Barreira, Dr. Ernesto Babo e Francisco B. Cunha e Mello, José
Cipryano de Oliveira e Francisco Xiffoni, Joaquim Pinhão e
João Santine, Benedicto Pedroso e Estevão Ferrary, Armindo
Cardoso e Joaquim Leandro de Oliveira, José Gonçalves Simões
e Manoel da Conceição.
A essa lista de
vigília da Quinta-feira Santa, acrescentavam-se nomes que,
também, viraram nome de rua na cidade: Floriano Simões e
Custódio Cardoso, Joaquim Jordão e Manoel Theodoro de Aguiar,
Estevão de Barros e Amador Paraizo, José Pitta e José
Francisco P. Eduardo, Eloy Aguiar e Francisco Pantaleão,
Avelino Carneiro e Alfredo Pereira, Alberto Pereira e José
Rodrigues Franco, Antonio Furquim e José de Oliveira Camargo,
João Rodrigo Caldeira e Antonio Cardoso do Amaral, José
Fagundes e Paschoal Mathias.
Em 1899 parece ter
havido uma mudança.

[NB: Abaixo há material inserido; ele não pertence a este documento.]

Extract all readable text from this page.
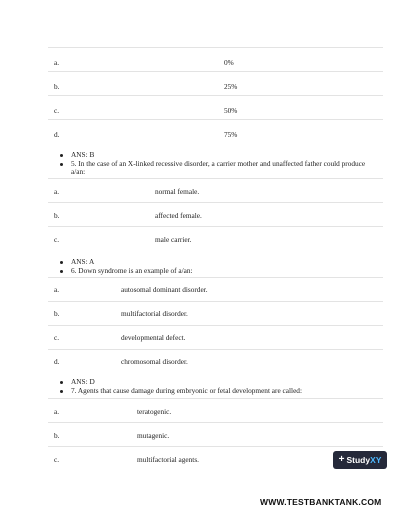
a.	0%
b.	25%
c.	50%
d.	75%
ANS: B
5. In the case of an X-linked recessive disorder, a carrier mother and unaffected father could produce a/an:
a.	normal female.
b.	affected female.
c.	male carrier.
ANS: A
6. Down syndrome is an example of a/an:
a.	autosomal dominant disorder.
b.	multifactorial disorder.
c.	developmental defect.
d.	chromosomal disorder.
ANS: D
7. Agents that cause damage during embryonic or fetal development are called:
a.	teratogenic.
b.	mutagenic.
c.	multifactorial agents.	+ Study XY
WWW.TESTBANKTANK.COM
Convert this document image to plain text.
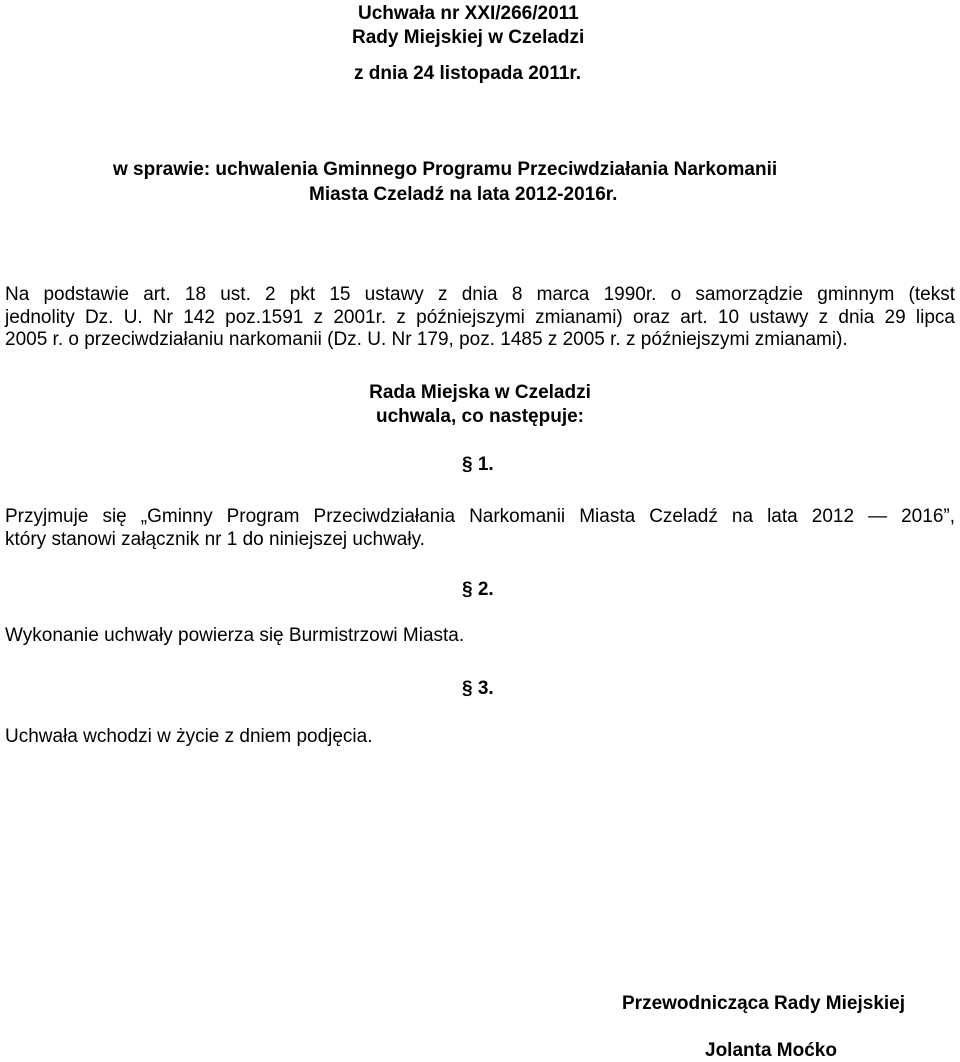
Uchwała nr XXI/266/2011
Rady Miejskiej w Czeladzi
z dnia 24 listopada 2011r.
w sprawie: uchwalenia Gminnego Programu Przeciwdziałania Narkomanii
Miasta Czeladź na lata 2012-2016r.
Na podstawie art. 18 ust. 2 pkt 15 ustawy z dnia 8 marca 1990r. o samorządzie gminnym (tekst
jednolity Dz. U. Nr 142 poz.1591 z 2001r. z późniejszymi zmianami) oraz art. 10 ustawy z dnia 29 lipca
2005 r. o przeciwdziałaniu narkomanii (Dz. U. Nr 179, poz. 1485 z 2005 r. z późniejszymi zmianami).
Rada Miejska w Czeladzi
uchwala, co następuje:
§ 1.
Przyjmuje się „Gminny Program Przeciwdziałania Narkomanii Miasta Czeladź na lata 2012 — 2016”,
który stanowi załącznik nr 1 do niniejszej uchwały.
§ 2.
Wykonanie uchwały powierza się Burmistrzowi Miasta.
§ 3.
Uchwała wchodzi w życie z dniem podjęcia.
Przewodnicząca Rady Miejskiej
Jolanta Moćko
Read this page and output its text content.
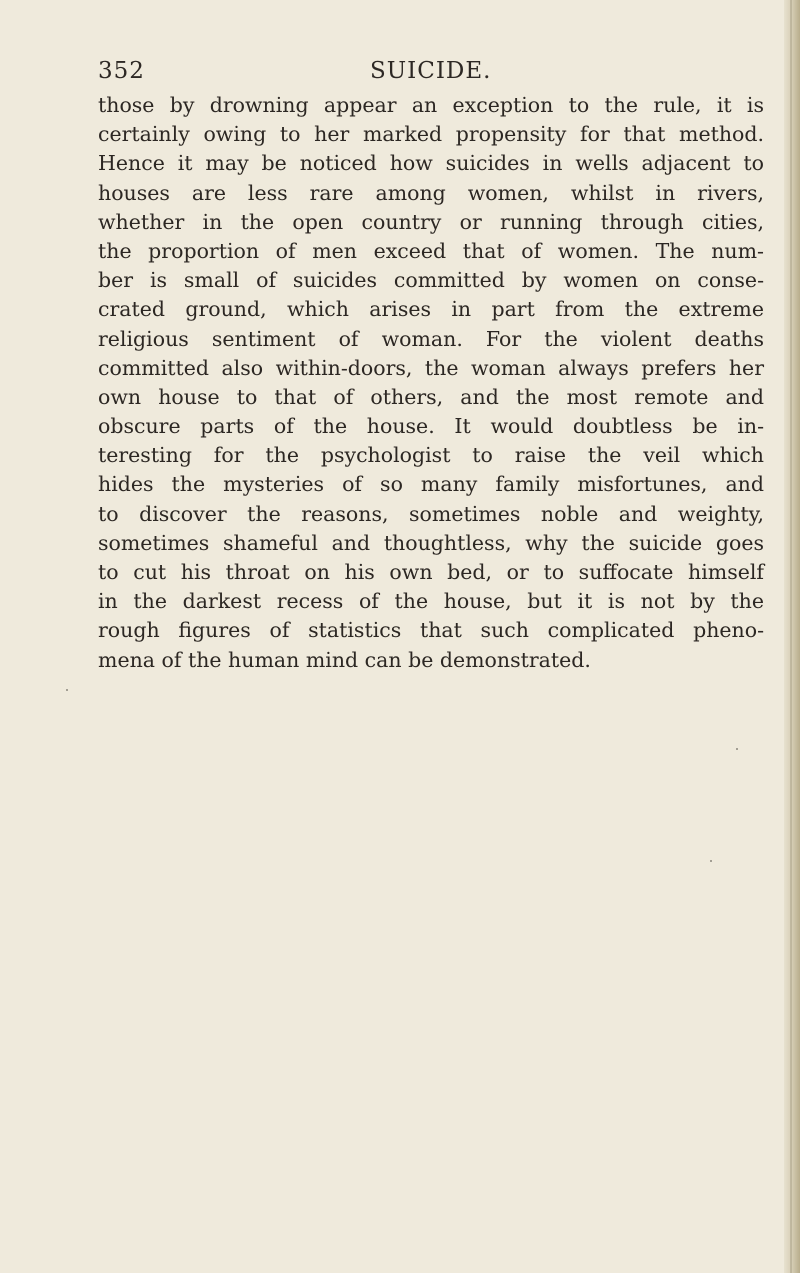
352	SUICIDE.
those by drowning appear an exception to the rule, it is
certainly owing to her marked propensity for that method.
Hence it may be noticed how suicides in wells adjacent to
houses are less rare among women, whilst in rivers,
whether in the open country or running through cities,
the proportion of men exceed that of women. The num-
ber is small of suicides committed by women on conse-
crated ground, which arises in part from the extreme
religious sentiment of woman. For the violent deaths
committed also within-doors, the woman always prefers her
own house to that of others, and the most remote and
obscure parts of the house. It would doubtless be in-
teresting for the psychologist to raise the veil which
hides the mysteries of so many family misfortunes, and
to discover the reasons, sometimes noble and weighty,
sometimes shameful and thoughtless, why the suicide goes
to cut his throat on his own bed, or to suffocate himself
in the darkest recess of the house, but it is not by the
rough figures of statistics that such complicated pheno-
mena of the human mind can be demonstrated.
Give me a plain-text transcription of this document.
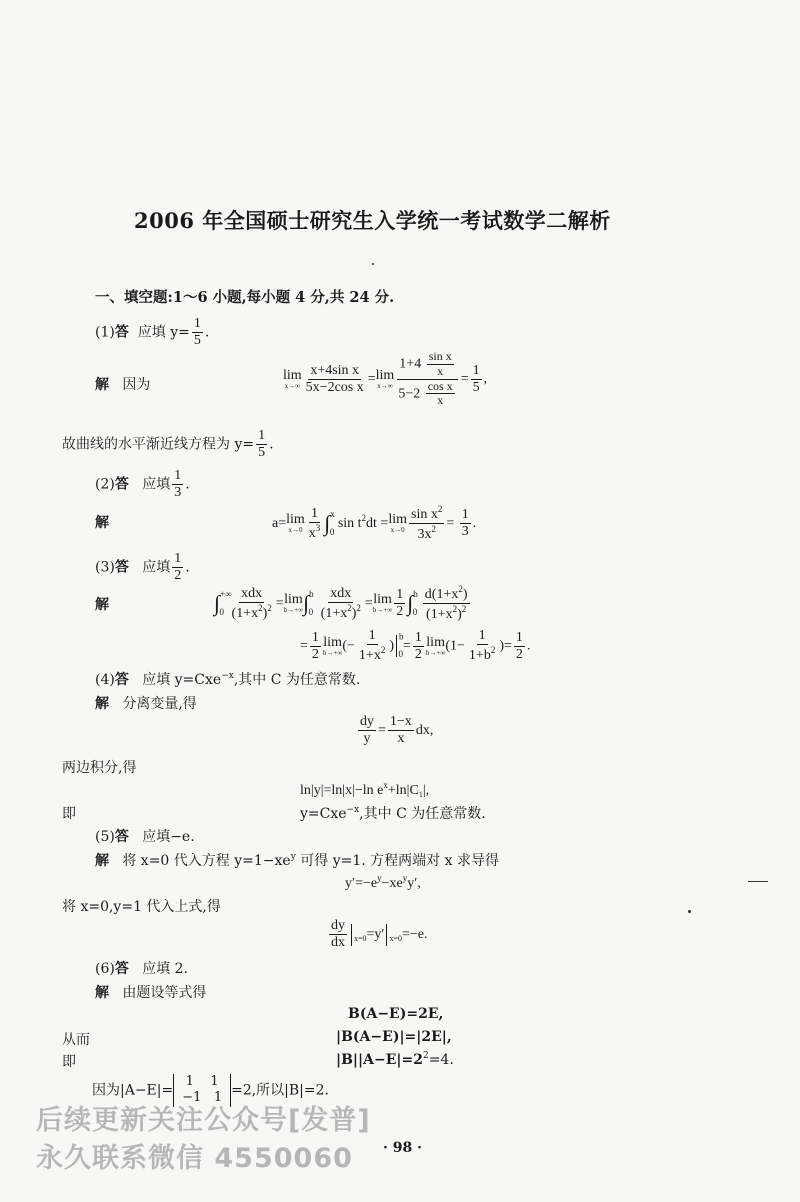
2006 年全国硕士研究生入学统一考试数学二解析
一、填空题:1～6 小题,每小题 4 分,共 24 分.
(1)答 应填 $y= \frac{1}{5}$ .
解 因为
lim
$x\to\infty \frac{\text{x+4sin x}}{\text{5x−2cos x}} = \lim$
$x\to\infty \frac{1+4 \frac{\text{sin x}}{x}}{5-2 \frac{\text{cos x}}{x}} = \frac{1}{5}$ ,
故曲线的水平渐近线方程为 $y= \frac{1}{5}$ .
(2)答 应填 $\frac{1}{3}$ .
解	a= lim
$x\to 0 \frac{1}{x^3} \int^x_0$ $\sin t^2dt = \lim$
$x\to 0 \frac{\sin x^2}{3x^2} = \frac{1}{3}$ .
(3)答 应填 $\frac{1}{2}$ .
解	$\int^{+\infty}_0 \frac{\text{xdx}}{(1+x^2)^2} = \lim$
b→+∞ $\int^b_0 \frac{\text{xdx}}{(1+x^2)^2} = \lim$
$b\to+\infty \frac{1}{2} \int^b_0 \frac{d(1+x^2)}{(1+x^2)^2}$
= $\frac{1}{2}$ lim
b→+∞ (− $\frac{1}{1+x^2} )^b_0= \frac{1}{2}$ lim
b→+∞ ($1- \frac{1}{1+b^2}$ )= $\frac{1}{2}$ .
(4)答 应填 y=Cxe$^{-x}$,其中 C 为任意常数.
解 分离变量,得
$\frac{dy}{y} = \frac{1-x}{x}$ dx,
两边积分,得
ln|y|=ln|x|−ln $e^x+\ln|C_1|$,
即	y=Cxe$^{-x}$,其中 C 为任意常数.
(5)答 应填−e.
解 将 x=0 代入方程 $y=1-xe^y$ 可得 y=1. 方程两端对 x 求导得
$y'=-e^y-xe^yy'$,
将 x=0,y=1 代入上式,得
$\frac{dy}{dx} _{x=0}=y'$ $_{x=0}$=−e.
(6)答 应填 2.
解 由题设等式得
B(A−E)=2E,
从而	|B(A−E)|=|2E|,
即	$|B||A-E|=2^2=4$.
因为|A−E|=1 1
−1 1 =2,所以|B|=2.
后续更新关注公众号[发普]
永久联系微信 4550060 · 98 ·
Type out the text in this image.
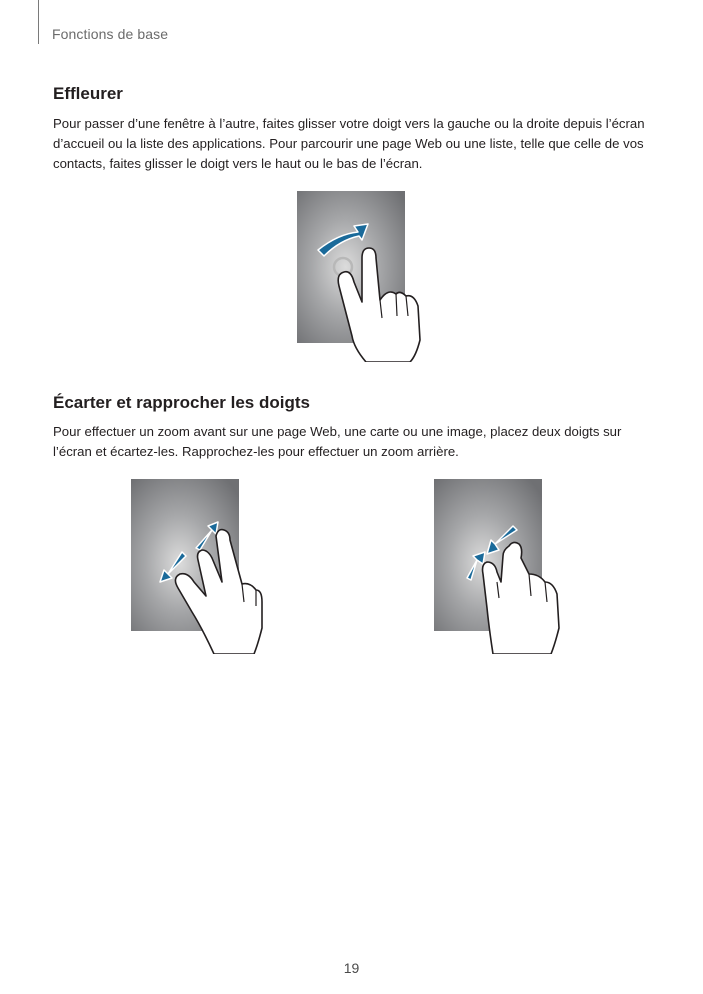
Fonctions de base
Effleurer

Pour passer d’une fenêtre à l’autre, faites glisser votre doigt vers la gauche ou la droite depuis l’écran d’accueil ou la liste des applications. Pour parcourir une page Web ou une liste, telle que celle de vos contacts, faites glisser le doigt vers le haut ou le bas de l’écran.

Écarter et rapprocher les doigts

Pour effectuer un zoom avant sur une page Web, une carte ou une image, placez deux doigts sur l’écran et écartez-les. Rapprochez-les pour effectuer un zoom arrière.

19
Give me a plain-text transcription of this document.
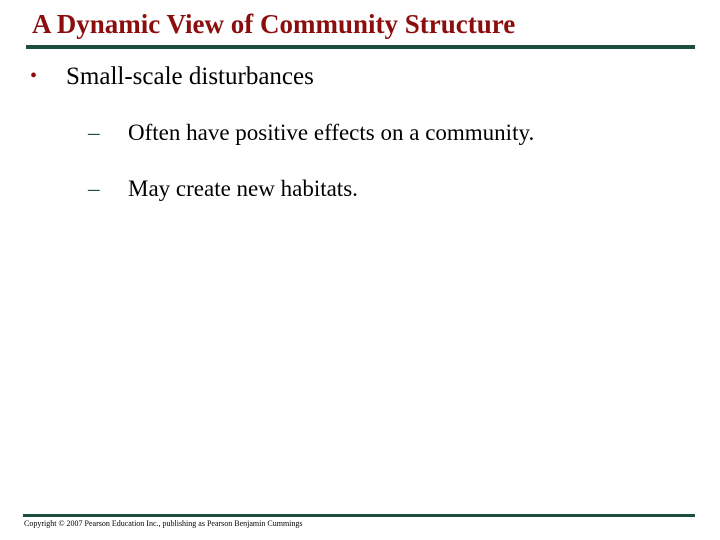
A Dynamic View of Community Structure
• Small-scale disturbances
– Often have positive effects on a community.
– May create new habitats.
Copyright © 2007 Pearson Education Inc., publishing as Pearson Benjamin Cummings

Naquele ano a lista de nomes para a Guarda
ao Santo Sepulcro - atribuição exclusiva dos homens negros,
não aparece nas páginas do Botucatuense. Ou deixou de ser
feita ou deixou de ser prestigiada. Junto à escala dos homens
da Irmandade do Santíssimo vem uma lista de senhoras da
sociedade local, organizadas numa irmandade chamada Zeladoras do
Sagrado Coração de Jesus, que deveriam – segundo uma escala
– fazer a guarda ao Santíssimo. Na Quinta feira eram elas:
"DD Angélica Pinheiro e Genoveva Ednardo, DD Antonia de
Amaral e Evangelina Reimão, DD Maria Flora de Barros e
Francisca A do Amaral, DD Francisca Fleury e Andrezina de
Barros, DD Helena Creton e Olivia Torres, DD Maria A Cardoso e
Ambrozina Pereira, DD Maria Pedrozo e Brigida Vieira, DD Maria
Izabel Braga e Antonia da Cunha e, finalmente DD Eliza Camargo
Cesar e Freancisca T. Almeida. Na Sexta-feira vinham outras:
"DD Rosa Monteiro e Augusta Fleury, DD Malvina Ferra e
Marcelina Brito, DD Maria Cândida Ferreira e Anna Guimarães,
DD Maria R. Torres e Maria Cezar Marques, DD Justina das Dores e
Isolin Loncione e, finalmente DD Elvira de Barros e Donacia de
Alencar." Todas dirigidas por D. Francisca de Barros Fleury
, a presidente do apostolado.
Aparentemente, com
seu surgimento, as Zeladoras do Sagrado Coração de Jesus,
substituíram a Irmandade de São Benedito, durante as vigílias
da semana santa, realizadas na "Matriz Nova" (hoje
demolida). A Guarda ao Santo Sepulcro, nos moldes anteriores,
decaiu e a participação negra, a partir dali foi ficando, aos
poucos, restrita às atividades desenvolvidas na Igreja de Nossa
Senhora do Rosário dos Homens Pretos (depois São Benedito), no
antigo Largo do Rosário – depois Praça Carlos Gomes.